I think it’s a mistake to think of the foreskin as being ‘a flap of skin’. Rather, the penis is naturally enclosed in an oversized tube of muscle and skin. None of it is “extra”. But removing it can definitely leave “not enough” for even marginal function.
Some studies have shown that there is a reduced risk of cervical cancer in (female) partners of circumcised men.
http://content.nejm.org/cgi/content/abstract/346/15/1105 :
http://www.cfpc.ca/cfp/2003/sep/vol49-sep-critical-1.asp :
I looked for articles that contradicted these studies, but all I could find were listed on what I considered activist websites, not medical websites.

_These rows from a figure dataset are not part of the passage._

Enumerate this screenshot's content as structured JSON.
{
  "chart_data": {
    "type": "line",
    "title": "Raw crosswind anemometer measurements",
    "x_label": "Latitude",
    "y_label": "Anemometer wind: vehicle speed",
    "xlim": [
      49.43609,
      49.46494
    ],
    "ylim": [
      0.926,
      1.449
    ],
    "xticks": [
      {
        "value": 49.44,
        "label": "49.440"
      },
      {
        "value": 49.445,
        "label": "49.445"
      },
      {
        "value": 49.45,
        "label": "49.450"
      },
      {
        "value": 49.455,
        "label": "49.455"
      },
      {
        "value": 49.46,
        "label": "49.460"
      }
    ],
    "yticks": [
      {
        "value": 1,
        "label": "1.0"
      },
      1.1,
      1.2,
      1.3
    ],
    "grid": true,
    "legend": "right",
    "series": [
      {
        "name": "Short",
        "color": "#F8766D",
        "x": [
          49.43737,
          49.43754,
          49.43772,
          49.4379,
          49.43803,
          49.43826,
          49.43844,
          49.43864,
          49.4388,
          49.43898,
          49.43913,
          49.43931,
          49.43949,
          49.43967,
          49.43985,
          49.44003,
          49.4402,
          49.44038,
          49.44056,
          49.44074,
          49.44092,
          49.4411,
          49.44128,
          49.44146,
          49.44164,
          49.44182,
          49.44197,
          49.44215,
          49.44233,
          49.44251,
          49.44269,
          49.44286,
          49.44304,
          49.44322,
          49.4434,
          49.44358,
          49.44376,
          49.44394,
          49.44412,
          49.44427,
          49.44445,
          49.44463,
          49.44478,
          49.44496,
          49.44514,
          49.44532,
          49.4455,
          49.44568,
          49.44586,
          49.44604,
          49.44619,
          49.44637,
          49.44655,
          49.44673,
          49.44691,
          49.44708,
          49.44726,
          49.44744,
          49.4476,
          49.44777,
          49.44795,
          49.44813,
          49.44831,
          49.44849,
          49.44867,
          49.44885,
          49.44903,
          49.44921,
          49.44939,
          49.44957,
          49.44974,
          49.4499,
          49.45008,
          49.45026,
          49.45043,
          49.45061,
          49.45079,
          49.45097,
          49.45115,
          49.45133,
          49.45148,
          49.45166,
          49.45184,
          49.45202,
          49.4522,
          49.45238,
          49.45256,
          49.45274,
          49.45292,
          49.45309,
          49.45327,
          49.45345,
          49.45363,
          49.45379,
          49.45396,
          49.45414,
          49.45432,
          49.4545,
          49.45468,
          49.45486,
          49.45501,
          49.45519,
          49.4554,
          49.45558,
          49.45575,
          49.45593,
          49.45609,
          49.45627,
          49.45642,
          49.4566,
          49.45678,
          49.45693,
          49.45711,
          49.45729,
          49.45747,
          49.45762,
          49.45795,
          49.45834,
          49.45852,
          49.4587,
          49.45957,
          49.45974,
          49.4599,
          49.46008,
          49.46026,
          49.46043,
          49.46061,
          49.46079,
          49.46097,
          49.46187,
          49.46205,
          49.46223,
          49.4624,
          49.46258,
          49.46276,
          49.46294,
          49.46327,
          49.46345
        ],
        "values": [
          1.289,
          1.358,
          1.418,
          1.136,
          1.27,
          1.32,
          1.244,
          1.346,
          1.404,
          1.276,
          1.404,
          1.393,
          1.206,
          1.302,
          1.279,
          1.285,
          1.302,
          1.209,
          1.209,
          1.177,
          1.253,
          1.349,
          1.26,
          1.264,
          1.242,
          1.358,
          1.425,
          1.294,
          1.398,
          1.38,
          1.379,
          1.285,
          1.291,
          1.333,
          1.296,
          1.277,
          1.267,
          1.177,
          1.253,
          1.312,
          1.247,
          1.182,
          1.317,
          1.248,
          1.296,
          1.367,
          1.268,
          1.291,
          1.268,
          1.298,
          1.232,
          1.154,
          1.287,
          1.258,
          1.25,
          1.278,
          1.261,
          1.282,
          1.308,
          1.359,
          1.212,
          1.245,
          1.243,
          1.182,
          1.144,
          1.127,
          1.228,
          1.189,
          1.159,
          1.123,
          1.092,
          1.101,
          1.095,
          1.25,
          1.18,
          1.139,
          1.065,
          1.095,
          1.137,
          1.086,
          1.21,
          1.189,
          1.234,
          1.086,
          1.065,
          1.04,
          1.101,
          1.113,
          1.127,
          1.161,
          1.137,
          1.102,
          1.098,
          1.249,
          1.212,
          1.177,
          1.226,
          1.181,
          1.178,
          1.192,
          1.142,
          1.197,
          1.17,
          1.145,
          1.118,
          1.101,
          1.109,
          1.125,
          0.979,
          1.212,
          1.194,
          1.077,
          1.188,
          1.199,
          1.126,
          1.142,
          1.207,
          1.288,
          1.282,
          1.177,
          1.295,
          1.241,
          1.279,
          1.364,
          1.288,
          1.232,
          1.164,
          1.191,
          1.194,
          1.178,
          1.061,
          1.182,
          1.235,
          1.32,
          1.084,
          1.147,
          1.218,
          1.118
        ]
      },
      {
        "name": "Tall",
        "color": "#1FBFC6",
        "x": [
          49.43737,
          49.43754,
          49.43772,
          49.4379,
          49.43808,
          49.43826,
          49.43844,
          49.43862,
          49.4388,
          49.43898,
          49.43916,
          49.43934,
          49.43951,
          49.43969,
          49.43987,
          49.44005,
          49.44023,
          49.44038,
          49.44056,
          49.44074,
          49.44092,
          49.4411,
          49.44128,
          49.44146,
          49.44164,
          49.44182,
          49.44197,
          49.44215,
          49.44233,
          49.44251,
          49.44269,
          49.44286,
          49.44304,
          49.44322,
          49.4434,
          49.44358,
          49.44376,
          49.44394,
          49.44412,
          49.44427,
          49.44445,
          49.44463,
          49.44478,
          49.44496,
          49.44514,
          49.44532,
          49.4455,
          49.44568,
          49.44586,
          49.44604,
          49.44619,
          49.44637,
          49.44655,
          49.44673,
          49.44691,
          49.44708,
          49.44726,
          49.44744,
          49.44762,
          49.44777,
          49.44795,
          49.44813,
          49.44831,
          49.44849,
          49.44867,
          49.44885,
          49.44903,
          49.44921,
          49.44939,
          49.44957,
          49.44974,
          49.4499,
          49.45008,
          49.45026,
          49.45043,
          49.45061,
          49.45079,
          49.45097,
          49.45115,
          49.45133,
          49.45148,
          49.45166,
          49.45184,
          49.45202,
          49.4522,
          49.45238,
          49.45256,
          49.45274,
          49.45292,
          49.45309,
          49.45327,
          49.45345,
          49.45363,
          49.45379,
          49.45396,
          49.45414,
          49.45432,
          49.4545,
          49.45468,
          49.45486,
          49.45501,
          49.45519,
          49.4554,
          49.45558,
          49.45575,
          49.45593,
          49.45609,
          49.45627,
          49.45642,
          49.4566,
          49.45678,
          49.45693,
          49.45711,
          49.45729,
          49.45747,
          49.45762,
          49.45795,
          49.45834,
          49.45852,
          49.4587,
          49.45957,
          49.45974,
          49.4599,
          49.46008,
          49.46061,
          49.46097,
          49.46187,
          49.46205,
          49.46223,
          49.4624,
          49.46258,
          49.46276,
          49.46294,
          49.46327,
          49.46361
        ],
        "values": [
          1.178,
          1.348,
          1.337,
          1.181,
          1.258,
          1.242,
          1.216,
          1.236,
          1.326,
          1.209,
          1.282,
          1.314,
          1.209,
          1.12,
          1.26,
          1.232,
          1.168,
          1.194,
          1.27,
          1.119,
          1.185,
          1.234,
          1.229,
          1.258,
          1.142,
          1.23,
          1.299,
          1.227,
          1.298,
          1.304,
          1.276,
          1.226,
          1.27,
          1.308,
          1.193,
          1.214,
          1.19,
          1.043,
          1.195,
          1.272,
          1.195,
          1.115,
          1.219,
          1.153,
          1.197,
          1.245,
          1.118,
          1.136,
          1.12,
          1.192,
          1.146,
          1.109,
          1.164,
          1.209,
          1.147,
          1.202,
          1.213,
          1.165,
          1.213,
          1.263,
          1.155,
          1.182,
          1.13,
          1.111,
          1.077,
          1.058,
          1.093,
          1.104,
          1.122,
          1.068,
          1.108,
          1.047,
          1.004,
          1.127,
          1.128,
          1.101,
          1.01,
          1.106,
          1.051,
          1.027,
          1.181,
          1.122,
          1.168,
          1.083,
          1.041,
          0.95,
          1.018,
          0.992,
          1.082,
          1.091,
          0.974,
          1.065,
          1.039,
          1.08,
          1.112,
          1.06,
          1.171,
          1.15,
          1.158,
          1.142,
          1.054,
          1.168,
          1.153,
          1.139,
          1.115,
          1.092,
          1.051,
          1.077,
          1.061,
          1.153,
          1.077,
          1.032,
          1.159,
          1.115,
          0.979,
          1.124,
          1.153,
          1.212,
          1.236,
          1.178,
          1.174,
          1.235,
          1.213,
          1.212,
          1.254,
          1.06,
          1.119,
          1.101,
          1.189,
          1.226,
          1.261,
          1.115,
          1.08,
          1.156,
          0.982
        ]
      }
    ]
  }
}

If I were the guardian of a baby boy, I’d probably leave him uncut, despite these findings. He could always get cut later if he wanted to.
Hm, american ex husband snipped, previous german boyfriend not snipped. No particular preference to one way or the other. Tthe bf always insisted on washing up before and after s#x - though that may have been one of those german hygene thangs.
Spike Milligan was circumcised and had no idea why (he suggested to make it lighter). Now, he was born in Ahmed Nagar, India, at around the end of the Great War, so does that help at all? Are there lots of Indian doctors in the US?
Would you say these outcomes were common, or, as I suspect, exceedingly rare?